So Close....
dThe game last night started off so well. The Mets capitalized on an error and scored three runs before the Phillies even got up. Floyd hit a two run homerun and Hidalgo followed him up by breaking a met record for consecutive games with a homerun. He hit is fifth homerun in as many games breaking the old record of four. Then Glavine came out and really did not have his best stuff. He gave up six runs in his first two innings of work. Even worse, the first two runs did not have to happen, but Glavine failed to cover first on a potential double play started by a nice play by Piazza. When does Glavine make mental errors? Any other year, I'd be pretty down and out by this point, but these are not the Mets of yester-year. In the fifth inning, the Mets battled back (damn, I'm sounding like Howe with this battled stuff) and scored two more in the fifth to bring the game to within one run on a Cliff Floyd single. Then I started believing in some magic. Could the Mets fight back again? I was sure the seventh inning was the inning. Reyes lead off with a single and made it to second on passed ball. Then it happened. Kaz lined out to Polanco at second base and he doubled up Reyes as he had no time to get back. Piazza then (and obviously) single to right field with no one on base and no chance to tie the game with anything but a homerun. Then Cormier came in, who is Floyd's arch nemesis. I do not know the numbers, but he got his first hit off him this year. Then Floyd K'd looking. With six more chances, and Wagner healthy and looming in the bullpen, my hope for the game started to wane. Worrell shut the Mets down in the eighth and Wagner befuddled them in the ninth. It was a tough loss, but made tougher to swallow by the first inning mental error. Glavine did gut out rest of the game and actually began the seventh inning before getting removed after giving up a leadoff single. This was the first game he surrendered more than four runs, but he still has not gone less than six innings in any game this year. That streak looked to be in serious doubt in the second inning. I give him credit for sticking it out and saving the bullpen in an important week. You wanted to get a win with your ace vs. their fill in, but that did not happen. The Mets are still set up nicely in the series and should rebound. Leiter goes against Wolf today, let's see if Leiter can come up big.

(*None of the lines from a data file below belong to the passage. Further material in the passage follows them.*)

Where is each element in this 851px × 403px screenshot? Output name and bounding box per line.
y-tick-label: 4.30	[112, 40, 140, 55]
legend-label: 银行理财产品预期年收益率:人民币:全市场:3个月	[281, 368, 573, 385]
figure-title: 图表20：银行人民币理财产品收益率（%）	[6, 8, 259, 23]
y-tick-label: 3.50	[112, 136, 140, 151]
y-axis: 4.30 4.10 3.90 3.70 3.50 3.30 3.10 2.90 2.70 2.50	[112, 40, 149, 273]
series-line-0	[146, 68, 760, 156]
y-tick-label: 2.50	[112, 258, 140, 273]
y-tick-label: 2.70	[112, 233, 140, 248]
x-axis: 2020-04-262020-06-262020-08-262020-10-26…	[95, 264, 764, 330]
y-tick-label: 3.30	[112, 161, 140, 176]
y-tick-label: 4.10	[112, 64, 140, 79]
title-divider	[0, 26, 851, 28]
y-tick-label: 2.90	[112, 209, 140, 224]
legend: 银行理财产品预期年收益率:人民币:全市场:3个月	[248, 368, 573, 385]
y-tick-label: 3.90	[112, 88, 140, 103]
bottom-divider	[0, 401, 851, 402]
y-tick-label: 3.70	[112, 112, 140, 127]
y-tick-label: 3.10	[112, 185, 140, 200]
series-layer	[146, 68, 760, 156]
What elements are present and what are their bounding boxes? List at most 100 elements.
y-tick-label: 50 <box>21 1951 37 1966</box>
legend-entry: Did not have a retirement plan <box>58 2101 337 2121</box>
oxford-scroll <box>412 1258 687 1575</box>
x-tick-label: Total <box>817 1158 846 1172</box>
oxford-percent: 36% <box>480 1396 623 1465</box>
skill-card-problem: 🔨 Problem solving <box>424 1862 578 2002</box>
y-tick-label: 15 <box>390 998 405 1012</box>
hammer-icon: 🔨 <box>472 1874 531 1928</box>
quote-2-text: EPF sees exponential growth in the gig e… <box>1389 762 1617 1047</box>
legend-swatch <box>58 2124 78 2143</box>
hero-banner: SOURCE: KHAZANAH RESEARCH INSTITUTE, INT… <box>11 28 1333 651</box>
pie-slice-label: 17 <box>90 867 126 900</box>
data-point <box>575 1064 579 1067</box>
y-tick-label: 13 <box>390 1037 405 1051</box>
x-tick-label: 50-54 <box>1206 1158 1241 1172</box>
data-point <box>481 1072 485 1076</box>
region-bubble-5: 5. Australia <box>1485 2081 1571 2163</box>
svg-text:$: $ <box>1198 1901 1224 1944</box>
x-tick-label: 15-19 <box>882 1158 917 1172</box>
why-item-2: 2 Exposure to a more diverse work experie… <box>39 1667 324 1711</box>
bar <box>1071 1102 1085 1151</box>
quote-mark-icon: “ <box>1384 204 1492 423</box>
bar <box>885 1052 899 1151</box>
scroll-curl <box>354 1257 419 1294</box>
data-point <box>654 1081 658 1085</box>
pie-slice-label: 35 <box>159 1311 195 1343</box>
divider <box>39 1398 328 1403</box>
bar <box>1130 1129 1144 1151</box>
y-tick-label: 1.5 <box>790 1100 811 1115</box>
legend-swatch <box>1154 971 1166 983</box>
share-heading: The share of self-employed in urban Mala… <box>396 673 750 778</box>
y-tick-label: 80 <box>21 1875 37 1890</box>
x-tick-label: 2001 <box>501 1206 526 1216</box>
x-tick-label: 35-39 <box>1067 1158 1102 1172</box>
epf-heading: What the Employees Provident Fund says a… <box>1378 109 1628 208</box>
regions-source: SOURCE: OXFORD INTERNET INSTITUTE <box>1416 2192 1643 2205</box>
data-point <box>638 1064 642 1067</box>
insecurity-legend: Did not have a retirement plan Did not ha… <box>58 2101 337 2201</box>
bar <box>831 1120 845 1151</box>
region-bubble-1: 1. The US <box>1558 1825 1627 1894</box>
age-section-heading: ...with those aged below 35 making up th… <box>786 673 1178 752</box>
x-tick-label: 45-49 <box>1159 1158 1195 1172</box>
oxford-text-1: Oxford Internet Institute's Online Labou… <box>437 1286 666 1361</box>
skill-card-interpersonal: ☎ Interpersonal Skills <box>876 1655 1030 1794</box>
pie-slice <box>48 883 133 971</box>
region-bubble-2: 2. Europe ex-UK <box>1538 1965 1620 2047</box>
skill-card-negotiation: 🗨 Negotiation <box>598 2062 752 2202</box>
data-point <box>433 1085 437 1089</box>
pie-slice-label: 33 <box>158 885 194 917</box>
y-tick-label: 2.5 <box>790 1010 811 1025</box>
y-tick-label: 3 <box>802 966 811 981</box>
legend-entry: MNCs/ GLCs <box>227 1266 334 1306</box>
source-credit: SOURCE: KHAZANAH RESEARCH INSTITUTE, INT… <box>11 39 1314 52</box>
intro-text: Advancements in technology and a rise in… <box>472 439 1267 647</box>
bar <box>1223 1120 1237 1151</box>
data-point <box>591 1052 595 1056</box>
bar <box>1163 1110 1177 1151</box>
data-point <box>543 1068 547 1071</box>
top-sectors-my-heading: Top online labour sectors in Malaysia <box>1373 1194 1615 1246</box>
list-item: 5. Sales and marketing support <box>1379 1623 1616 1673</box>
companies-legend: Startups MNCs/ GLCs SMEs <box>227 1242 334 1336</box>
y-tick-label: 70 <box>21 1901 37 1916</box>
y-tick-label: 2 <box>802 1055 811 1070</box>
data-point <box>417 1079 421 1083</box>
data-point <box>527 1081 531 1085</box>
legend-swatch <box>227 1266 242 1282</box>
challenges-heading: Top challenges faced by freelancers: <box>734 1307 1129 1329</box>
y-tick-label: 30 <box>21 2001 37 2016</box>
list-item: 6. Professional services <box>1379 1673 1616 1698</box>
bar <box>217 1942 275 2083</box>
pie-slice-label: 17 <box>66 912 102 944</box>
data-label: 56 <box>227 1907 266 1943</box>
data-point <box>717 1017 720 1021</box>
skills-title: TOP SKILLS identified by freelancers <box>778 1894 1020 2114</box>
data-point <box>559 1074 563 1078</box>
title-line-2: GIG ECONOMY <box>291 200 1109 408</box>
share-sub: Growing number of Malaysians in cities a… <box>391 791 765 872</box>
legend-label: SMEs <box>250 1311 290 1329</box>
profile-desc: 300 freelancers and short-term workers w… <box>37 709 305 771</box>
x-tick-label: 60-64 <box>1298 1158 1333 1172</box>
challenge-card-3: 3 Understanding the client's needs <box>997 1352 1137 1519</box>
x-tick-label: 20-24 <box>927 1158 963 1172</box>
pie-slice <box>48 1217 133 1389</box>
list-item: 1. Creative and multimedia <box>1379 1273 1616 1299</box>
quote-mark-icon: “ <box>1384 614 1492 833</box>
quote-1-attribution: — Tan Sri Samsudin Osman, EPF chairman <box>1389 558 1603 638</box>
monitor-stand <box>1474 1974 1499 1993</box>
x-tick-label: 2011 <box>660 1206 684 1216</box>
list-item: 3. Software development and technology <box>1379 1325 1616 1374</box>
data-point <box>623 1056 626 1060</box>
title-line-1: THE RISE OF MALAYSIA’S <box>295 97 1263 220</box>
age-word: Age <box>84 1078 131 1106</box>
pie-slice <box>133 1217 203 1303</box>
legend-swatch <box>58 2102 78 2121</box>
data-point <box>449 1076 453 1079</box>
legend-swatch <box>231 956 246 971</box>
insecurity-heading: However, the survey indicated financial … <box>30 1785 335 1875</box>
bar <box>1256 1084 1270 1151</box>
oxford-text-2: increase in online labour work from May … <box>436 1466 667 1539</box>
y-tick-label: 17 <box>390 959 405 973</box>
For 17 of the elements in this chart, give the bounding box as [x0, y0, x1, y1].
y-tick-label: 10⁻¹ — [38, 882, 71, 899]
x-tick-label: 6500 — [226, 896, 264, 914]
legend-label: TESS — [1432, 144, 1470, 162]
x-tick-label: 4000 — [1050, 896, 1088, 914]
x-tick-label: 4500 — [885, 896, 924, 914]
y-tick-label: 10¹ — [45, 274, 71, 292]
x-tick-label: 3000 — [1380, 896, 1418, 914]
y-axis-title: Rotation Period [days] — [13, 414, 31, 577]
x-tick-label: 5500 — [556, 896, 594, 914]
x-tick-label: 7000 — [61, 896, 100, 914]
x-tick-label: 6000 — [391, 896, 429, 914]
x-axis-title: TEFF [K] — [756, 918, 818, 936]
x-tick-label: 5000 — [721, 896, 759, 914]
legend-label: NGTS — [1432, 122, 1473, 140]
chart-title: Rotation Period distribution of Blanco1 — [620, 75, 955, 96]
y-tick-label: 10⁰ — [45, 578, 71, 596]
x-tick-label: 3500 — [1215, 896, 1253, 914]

The only minor problem I had with last night’s game (and it was a minor one) was Howe pinch hitting for Phillips and using Cameron. I know Phillips has not been hitting good, but he is a fastball hitter. I do not care what Cameron's history was against Wagner, the dude has not swung a bat in almost a week in a game. Then he has to face Wagner who is one of the most unhittable pitchers in the majors? Did he really have a chance? Phillips would have probably K'd too, but the move was perplexing nonetheless. Leaving Phillips in would have most likely had no outcome on the game, but a head scratcher anyway.
- ``I don't want to comment on any trade rumor,'' Sox general manager Theo Epstein said. ``It's not fair to Nomar or any other player and it only fuels further speculation.''
Ha, that is great. Too little too late for that comment Theo. You probably should have used it in the A-Rod negotiations that went so well.
This one seems highly unlikely to get done, but a rumor nonetheless.
Look, I know they make a lot of good decisions, but they make mistakes like everyone else. However, no one seems to notice their mistakes and only seem to praise their successes. There are probably more blunders, but I just cannot think of them. The point is that they have money more than supreme baseball intelligence. Most other teams would not be able to afford to have $7,500,000 on two set-up men (They are paying most of Hammond's salary in Oakland and Karsay has not thrown a pitch) not even playing for the team and going out to spend another $6,500,000 on Gordon and Quantril to fill a hole vacated by them. Now their bullpen is one of their strengths because they can pay money to coverup mistakes. They were paying for Hitchcock and Contreras (about $14,000,000) to not even start for the team in 2003 and were able to still run out Mussina, Clemens, Pettite, Wells, and Weaver every fifth day. How many teams would have Contreras and Hitchcock in the rotation because they could not afford to go get guys to step in for the dead weight? Now Contreras is struggling so they are looking to add more payroll and another starter and push Jose to the bullpen. Their bullpen alone will cost much more than the devil rays entire team! Did the Yankee brass have Giambi pegged correctly? His mammoth contract and creeky knees seem to qualify as a bust of enormous proportions. He is not the player he was in Oakland and is probably the most overpaid player in the league right now. Money is allowing them to band-aid their problem, not intelligence. Their unprecedented spending spree in the recent years has ballooned their payroll bigger than Mo Vaughn's check at Dunkin' Donuts. There is no end in sight either. They are paying another $12,000,000 to Williams next year and another $3,000,000 to Lofton next year. If any other team had that situation, they would have to eat it up and run one of those two out every day. But instead of having two overpaid and aging players, they will most likely try and spend another $15,000,000 to land Carlos Beltran. Are the Yankees highly intelligent or extremely lucky to have unlimited resources? Probably a little bit of both, but certainly not the unheralded brain trust that everyone portrays them to be.